In several juxtapositions of sketch to finished work, one notes differences without necessarily acknowledging improvement. A large, horizontal canvas, “The Recognition of Philopoemen,” was sketched by Rubens and then finished by both Rubens and Frans Snyders, who was tasked with the morbidly excessive kitchen still life that occupies much of this curious depiction of a Greek general who was so modest he helped cook a banquet in his own honor. In Rubens’s sketch, the animal carcasses and vegetal matter seem to swirl on the table in a lurid dream of gluttony. In the final version, this has been remade as a rather static study in textures and surfaces, so that the sketch relates to the finished painting rather like a real plate of food relates to the picture of food one finds in a glossy recipe magazine.

Two other juxtapositions, both devoted to the same subject, suggest how Rubens operated like a contemporary stage director rethinking classic works. Each iteration of the drama goes in a slightly different direction, teasing out diverse elements. Multiple efforts to depict the discovery of Achilles among the daughters of Lycomedes are included, and taken together they suggest four different vectors of imagination, not a single process of refining.

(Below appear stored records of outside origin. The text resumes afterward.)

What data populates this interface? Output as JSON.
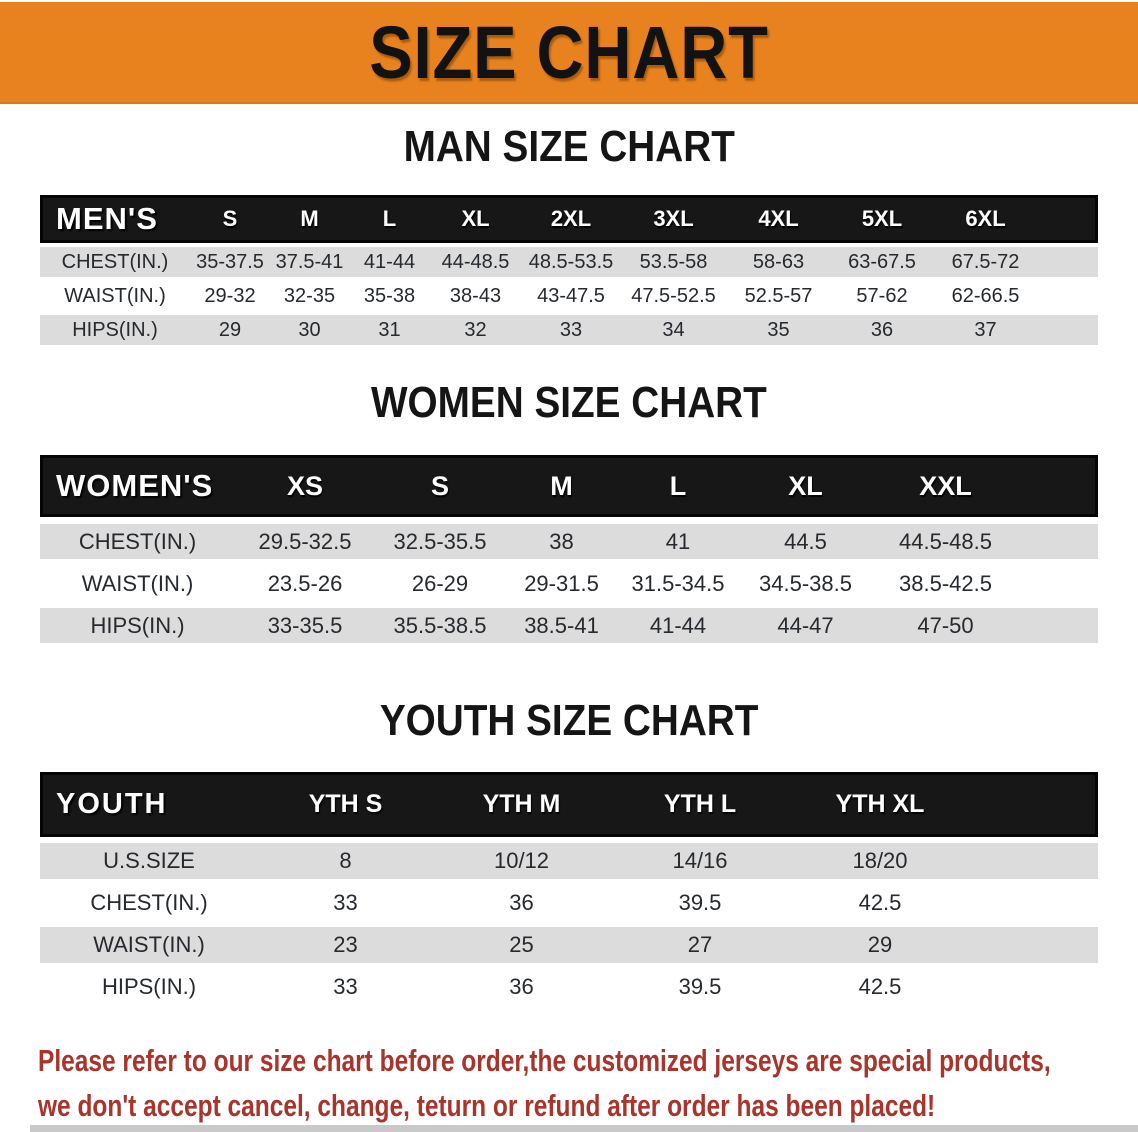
{
  "banner": {
    "title": "SIZE CHART"
  },
  "colors": {
    "banner_bg": "#E8821E",
    "table_header_bg": "#171717",
    "row_gray": "#DCDCDC",
    "row_white": "#FFFFFF",
    "disclaimer_red": "#A8342C"
  },
  "sections": [
    {
      "title": "MAN SIZE CHART",
      "table": {
        "header_label": "MEN'S",
        "columns": [
          "S",
          "M",
          "L",
          "XL",
          "2XL",
          "3XL",
          "4XL",
          "5XL",
          "6XL"
        ],
        "rows": [
          {
            "label": "CHEST(IN.)",
            "values": [
              "35-37.5",
              "37.5-41",
              "41-44",
              "44-48.5",
              "48.5-53.5",
              "53.5-58",
              "58-63",
              "63-67.5",
              "67.5-72"
            ]
          },
          {
            "label": "WAIST(IN.)",
            "values": [
              "29-32",
              "32-35",
              "35-38",
              "38-43",
              "43-47.5",
              "47.5-52.5",
              "52.5-57",
              "57-62",
              "62-66.5"
            ]
          },
          {
            "label": "HIPS(IN.)",
            "values": [
              "29",
              "30",
              "31",
              "32",
              "33",
              "34",
              "35",
              "36",
              "37"
            ]
          }
        ]
      }
    },
    {
      "title": "WOMEN SIZE CHART",
      "table": {
        "header_label": "WOMEN'S",
        "columns": [
          "XS",
          "S",
          "M",
          "L",
          "XL",
          "XXL"
        ],
        "rows": [
          {
            "label": "CHEST(IN.)",
            "values": [
              "29.5-32.5",
              "32.5-35.5",
              "38",
              "41",
              "44.5",
              "44.5-48.5"
            ]
          },
          {
            "label": "WAIST(IN.)",
            "values": [
              "23.5-26",
              "26-29",
              "29-31.5",
              "31.5-34.5",
              "34.5-38.5",
              "38.5-42.5"
            ]
          },
          {
            "label": "HIPS(IN.)",
            "values": [
              "33-35.5",
              "35.5-38.5",
              "38.5-41",
              "41-44",
              "44-47",
              "47-50"
            ]
          }
        ]
      }
    },
    {
      "title": "YOUTH SIZE CHART",
      "table": {
        "header_label": "YOUTH",
        "columns": [
          "YTH S",
          "YTH M",
          "YTH L",
          "YTH XL"
        ],
        "rows": [
          {
            "label": "U.S.SIZE",
            "values": [
              "8",
              "10/12",
              "14/16",
              "18/20"
            ]
          },
          {
            "label": "CHEST(IN.)",
            "values": [
              "33",
              "36",
              "39.5",
              "42.5"
            ]
          },
          {
            "label": "WAIST(IN.)",
            "values": [
              "23",
              "25",
              "27",
              "29"
            ]
          },
          {
            "label": "HIPS(IN.)",
            "values": [
              "33",
              "36",
              "39.5",
              "42.5"
            ]
          }
        ]
      }
    }
  ],
  "disclaimer": {
    "line1": "Please refer to our size chart before order,the customized jerseys are special products,",
    "line2": "we don't accept cancel, change, teturn or refund after order has been placed!"
  }
}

The subject, from a Roman epic poem, is obscure to modern readers: To save her son from death in war, Achilles’s mother, Thetis, hides him in female attire, but his cover is blown when the wily Odysseus and Diomedes place weapons within his reach, which he reflexively brandishes. In one sketch, Achilles looks like an awkward boy in a dress; in another, he is an androgynous but warlike figure, reminiscent of the biblical hero Judith; in a third, he comically tries on a war helmet, as if in fashion show; and in a fourth, the same helmet episode becomes more serious and menacing, the figure more clearly masculine in a traditional sense. One could play this episode for laughs, or take it seriously as a commentary on the complicated sexual impulses of Greek heroes; Rubens is capable of both.

The meaning of a sketch today is colored by our own relationship to rhetoric and public life. Rhetoric, once understood as the art of persuasion, is now almost synonymous with insincerity and hype; and opinion, once seen as hollow and groundless when compared with true knowledge, is now the dominant means of discourse. Sketches, if seen as less “rhetorical,” may read as more truthful. But in an age of half-finished thoughts and impromptu stabs at argument, there is something to be said for finishing a work, drawing out its full meaning and giving it the care of finality and conclusion. Do we credit Rubens as a master orator who take pains to make his public works convincing, or as a poet of stirrings and intimations who came closest to authenticity in his sketches?

Very likely, we will tend to Diderot’s sense that sketches are better than finished works because they empower us, the viewer, to complete them. But there’s no understanding Rubens’s grand canvases made without placing oneself in a far more uncomfortable position: If you don’t surrender to them, at least for a moment, you haven’t been looking closely enough.